O consumo de drogas, como crack e cocaína, há tempos deixou de ser problema isolado no Distrito Federal. Basta um passeio pelo Setor Comercial Sul, pela Rodoviária, pelo Setor Bancário Sul ou no Paranoá, ao fim da tarde, para constatar que usuários e traficantes circulam e negociam sem pudores. As Polícias Federal e Civil, cientes do aumento no número de viciados, tentam agora fechar o cerco ao narcotráfico na cidade. O Correio Braziliense revelou que a pasta-base proveniente da Bolívia já é refinada em laboratórios improvisados no Entorno do DF, um triste indício da importância adquirida pelo mercado local.
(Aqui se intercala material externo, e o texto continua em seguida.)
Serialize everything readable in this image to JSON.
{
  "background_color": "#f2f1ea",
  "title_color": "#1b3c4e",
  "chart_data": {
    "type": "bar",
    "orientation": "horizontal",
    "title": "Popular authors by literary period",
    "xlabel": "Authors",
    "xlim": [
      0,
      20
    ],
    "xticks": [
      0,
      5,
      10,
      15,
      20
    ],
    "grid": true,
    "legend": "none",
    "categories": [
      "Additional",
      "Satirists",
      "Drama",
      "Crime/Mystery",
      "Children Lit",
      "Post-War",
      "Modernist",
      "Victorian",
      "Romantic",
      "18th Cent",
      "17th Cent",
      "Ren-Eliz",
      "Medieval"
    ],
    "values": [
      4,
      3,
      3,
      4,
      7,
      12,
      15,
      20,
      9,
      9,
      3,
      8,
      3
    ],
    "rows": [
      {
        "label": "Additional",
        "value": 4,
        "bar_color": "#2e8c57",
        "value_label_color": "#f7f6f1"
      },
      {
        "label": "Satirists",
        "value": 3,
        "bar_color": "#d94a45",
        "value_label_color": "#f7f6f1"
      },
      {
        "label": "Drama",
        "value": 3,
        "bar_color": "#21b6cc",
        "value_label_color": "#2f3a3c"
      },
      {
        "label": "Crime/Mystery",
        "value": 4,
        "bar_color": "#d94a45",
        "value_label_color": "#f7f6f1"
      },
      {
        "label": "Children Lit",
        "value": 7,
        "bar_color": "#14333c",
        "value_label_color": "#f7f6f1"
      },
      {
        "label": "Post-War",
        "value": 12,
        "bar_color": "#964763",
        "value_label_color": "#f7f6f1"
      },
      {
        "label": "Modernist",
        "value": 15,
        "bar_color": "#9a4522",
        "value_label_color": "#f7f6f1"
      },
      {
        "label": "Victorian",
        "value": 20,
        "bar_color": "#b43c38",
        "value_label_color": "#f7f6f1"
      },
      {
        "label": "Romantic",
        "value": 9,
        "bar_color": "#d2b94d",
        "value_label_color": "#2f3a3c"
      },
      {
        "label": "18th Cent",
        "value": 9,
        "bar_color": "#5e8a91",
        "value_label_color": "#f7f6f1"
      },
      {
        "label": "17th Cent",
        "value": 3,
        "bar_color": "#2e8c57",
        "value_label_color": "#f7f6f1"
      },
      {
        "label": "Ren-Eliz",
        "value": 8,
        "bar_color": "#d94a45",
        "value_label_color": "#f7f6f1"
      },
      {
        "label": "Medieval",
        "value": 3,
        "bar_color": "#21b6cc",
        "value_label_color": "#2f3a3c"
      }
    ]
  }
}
A descoberta das rotas desse comércio criminoso ajudará as autoridades a chegar aos vendedores e fechar pontos de distribuição. A pasta-base boliviana entra no país por ônibus, carros, pela circulação de pedestres entre fazendas ou em aviões particulares rumo a Mato Grosso, Mato Grosso do Sul e Goiás. Centros de refino na região do Entorno funcionam como intermediários que preparam o produto para venda e adicionam outras substâncias à cocaína e ao crack, de forma a aumentar o volume. E a oferta maior responde a uma demanda maior.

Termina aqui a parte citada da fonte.